Traumstraße A397 - der Weg ist das Ziel

Von meiner bescheidenen Ferienwohnung an der Costa del Sol fahre ich oft zum Wandern in das Hinterland. Die Küste trägt ihren Namen zu Recht, denn die Gebirge, welche sich circa 5 km von der Strandlinie entfernt erheben, halten die mit den Westwinden über Spanien hereindrückenden Regenwolken der atlantischen Tiefs von der Mittelmeerküste fern.
Sierra de las Nieves Reisebericht
Blick von der A397 in den Naturpark Sierra de las Nieves ( Foto: Wolfgang Zöllner )

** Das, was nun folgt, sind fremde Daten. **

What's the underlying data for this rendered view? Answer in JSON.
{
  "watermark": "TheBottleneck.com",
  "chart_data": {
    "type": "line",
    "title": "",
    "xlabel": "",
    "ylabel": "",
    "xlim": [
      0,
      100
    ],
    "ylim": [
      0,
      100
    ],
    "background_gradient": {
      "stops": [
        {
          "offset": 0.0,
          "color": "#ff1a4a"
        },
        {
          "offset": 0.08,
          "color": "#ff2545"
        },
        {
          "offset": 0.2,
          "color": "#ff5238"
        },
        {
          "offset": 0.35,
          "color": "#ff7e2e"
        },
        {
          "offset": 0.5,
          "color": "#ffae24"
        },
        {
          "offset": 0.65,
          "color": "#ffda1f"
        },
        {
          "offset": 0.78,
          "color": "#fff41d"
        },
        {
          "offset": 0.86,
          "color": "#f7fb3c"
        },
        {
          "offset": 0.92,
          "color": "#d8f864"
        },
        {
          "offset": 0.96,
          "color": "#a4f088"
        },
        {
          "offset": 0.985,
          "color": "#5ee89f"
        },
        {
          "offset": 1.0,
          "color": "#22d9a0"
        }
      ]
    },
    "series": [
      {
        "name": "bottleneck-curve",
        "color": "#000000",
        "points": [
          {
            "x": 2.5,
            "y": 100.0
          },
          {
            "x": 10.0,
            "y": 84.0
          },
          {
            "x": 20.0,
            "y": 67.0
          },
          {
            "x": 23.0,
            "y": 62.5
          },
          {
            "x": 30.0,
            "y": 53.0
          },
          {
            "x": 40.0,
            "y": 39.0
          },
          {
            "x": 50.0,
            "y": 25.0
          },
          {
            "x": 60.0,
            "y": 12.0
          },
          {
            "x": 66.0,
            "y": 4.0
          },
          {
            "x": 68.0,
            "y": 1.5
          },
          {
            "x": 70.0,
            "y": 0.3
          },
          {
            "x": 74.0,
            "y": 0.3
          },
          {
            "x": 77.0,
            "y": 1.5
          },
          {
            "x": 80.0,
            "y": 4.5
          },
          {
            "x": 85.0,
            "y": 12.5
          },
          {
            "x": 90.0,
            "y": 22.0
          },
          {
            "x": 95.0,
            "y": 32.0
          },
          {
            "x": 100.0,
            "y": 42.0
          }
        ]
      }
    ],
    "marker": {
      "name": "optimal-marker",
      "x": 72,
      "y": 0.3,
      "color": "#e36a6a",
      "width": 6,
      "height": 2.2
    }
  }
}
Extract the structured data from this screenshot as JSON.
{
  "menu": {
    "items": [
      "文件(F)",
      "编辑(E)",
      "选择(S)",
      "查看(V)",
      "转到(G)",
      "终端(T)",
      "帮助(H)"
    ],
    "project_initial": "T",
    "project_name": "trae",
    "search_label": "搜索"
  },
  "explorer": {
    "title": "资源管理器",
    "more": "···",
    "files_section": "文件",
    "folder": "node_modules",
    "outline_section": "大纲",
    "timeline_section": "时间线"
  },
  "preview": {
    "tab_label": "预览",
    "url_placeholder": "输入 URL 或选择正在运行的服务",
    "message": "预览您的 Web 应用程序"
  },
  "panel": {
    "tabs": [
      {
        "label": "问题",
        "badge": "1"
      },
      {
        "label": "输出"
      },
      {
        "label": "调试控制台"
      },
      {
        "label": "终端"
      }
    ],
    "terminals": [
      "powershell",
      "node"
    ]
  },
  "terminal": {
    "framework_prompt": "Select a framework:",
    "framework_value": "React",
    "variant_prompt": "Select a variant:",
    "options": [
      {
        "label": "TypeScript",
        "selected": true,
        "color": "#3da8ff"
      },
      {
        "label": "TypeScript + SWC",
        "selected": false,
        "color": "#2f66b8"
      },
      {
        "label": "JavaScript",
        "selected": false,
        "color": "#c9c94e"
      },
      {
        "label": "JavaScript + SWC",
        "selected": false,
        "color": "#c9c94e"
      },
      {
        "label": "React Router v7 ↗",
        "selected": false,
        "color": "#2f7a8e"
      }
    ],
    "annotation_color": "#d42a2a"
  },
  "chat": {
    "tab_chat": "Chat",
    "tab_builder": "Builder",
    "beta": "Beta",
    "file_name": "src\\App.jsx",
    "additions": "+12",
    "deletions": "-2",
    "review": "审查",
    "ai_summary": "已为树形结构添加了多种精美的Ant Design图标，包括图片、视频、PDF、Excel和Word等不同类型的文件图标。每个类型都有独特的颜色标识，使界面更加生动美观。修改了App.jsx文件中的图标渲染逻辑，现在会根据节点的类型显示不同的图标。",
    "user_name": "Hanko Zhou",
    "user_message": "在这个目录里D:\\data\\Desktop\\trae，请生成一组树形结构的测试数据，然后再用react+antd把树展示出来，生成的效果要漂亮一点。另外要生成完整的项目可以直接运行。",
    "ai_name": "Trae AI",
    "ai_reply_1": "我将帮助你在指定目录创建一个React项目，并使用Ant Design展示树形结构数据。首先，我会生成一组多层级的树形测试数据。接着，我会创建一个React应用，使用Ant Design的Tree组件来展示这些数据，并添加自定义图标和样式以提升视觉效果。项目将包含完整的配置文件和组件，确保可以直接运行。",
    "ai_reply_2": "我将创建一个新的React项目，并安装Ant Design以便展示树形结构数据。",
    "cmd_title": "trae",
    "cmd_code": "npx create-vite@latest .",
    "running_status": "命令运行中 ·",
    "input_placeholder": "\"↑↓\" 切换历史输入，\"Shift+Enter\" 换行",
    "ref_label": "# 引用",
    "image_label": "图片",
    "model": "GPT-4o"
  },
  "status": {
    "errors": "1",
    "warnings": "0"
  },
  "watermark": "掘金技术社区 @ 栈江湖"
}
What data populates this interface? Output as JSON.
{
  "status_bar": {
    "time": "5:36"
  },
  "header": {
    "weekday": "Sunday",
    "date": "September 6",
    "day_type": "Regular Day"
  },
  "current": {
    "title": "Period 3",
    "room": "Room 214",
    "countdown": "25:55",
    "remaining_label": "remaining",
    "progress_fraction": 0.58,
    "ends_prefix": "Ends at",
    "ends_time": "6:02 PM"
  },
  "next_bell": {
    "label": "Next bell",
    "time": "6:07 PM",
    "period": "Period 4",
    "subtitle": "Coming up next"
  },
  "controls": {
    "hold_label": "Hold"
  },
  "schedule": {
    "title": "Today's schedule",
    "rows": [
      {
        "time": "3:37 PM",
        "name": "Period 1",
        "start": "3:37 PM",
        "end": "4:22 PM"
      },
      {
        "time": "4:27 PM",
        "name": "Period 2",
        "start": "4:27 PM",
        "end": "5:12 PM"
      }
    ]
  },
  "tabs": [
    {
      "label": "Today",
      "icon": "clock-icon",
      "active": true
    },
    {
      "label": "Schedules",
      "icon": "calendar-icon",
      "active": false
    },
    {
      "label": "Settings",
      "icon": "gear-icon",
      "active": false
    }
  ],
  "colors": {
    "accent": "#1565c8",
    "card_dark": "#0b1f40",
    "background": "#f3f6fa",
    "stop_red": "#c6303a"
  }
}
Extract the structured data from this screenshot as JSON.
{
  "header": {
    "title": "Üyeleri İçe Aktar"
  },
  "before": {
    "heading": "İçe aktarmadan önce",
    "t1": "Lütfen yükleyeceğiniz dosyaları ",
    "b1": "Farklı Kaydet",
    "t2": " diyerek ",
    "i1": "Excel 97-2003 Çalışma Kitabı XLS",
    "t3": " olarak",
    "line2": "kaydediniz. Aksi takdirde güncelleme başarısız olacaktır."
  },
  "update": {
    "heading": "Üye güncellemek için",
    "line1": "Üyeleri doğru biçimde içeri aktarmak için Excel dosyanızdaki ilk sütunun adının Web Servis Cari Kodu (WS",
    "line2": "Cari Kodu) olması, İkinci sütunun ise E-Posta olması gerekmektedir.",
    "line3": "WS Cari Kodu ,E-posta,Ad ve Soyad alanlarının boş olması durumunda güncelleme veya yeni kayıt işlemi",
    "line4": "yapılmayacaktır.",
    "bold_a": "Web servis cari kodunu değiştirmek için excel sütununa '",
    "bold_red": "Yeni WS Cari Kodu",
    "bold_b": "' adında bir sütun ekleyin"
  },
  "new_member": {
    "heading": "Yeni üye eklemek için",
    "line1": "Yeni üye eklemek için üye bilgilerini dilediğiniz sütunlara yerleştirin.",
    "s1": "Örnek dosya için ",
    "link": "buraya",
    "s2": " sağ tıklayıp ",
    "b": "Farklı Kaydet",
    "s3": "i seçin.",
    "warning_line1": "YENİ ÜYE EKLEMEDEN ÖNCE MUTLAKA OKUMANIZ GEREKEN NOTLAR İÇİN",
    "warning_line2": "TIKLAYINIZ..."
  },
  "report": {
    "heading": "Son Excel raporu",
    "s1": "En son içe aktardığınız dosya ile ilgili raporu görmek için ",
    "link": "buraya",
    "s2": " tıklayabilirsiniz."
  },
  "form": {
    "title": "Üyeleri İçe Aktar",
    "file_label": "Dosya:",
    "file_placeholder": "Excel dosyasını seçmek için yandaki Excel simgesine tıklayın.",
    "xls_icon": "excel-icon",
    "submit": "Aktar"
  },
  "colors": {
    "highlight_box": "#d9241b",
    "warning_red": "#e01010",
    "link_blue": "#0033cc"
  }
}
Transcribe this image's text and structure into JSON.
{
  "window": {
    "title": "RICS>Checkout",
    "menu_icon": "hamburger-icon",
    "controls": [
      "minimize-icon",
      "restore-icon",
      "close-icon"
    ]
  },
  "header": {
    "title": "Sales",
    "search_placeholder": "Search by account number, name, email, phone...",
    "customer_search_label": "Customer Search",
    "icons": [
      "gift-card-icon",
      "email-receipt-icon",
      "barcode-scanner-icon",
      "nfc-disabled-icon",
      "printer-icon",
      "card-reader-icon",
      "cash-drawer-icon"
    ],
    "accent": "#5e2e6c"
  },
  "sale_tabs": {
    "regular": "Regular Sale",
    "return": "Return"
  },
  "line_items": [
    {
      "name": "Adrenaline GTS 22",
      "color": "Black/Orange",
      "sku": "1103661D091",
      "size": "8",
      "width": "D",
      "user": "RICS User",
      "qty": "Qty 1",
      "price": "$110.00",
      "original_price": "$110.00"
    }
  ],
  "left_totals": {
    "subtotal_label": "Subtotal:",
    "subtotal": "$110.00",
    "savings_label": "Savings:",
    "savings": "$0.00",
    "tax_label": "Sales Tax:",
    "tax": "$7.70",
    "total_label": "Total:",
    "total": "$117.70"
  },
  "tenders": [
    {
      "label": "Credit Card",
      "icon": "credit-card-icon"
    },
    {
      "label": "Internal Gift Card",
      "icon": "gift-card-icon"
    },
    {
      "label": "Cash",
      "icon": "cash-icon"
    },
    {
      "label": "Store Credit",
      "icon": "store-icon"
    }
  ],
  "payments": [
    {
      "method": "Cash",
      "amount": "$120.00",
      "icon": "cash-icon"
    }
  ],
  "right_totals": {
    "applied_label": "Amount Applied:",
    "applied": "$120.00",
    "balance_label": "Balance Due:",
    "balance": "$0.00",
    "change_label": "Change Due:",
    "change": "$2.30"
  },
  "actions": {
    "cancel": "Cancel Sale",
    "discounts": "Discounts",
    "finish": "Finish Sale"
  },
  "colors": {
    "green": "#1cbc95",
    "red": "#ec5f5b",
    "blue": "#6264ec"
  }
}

Anregungen für einen Ausflug auf der A397

Hin und wieder drängen aber die Regenwolken nicht aus dem Norden, sondern aus dem nahen Marokko über das Meer an die Sonnenküste. An solchen Tagen scheint dann jedoch die Sonne ziemlich sicher in den Bergen um Ronda, und ich entfliehe dem trostlosen Regentag an der Küste mit dem Auto auf der A397 nach oben. San Pedro ist der älteste Stadtteil von Marbella und liegt zwischen Puerto Banús und Estepona auf der westlichen Seite der Jetset Metropole. Die gut ausgebaute "Bundesstraße" A397 verbindet von San Pedro aus die Küste mit der Stadt Ronda, die durch Ernest Hemingway in der ganzen Welt bekannt wurde und vielen als die spanischste Stadt in Spanien gilt.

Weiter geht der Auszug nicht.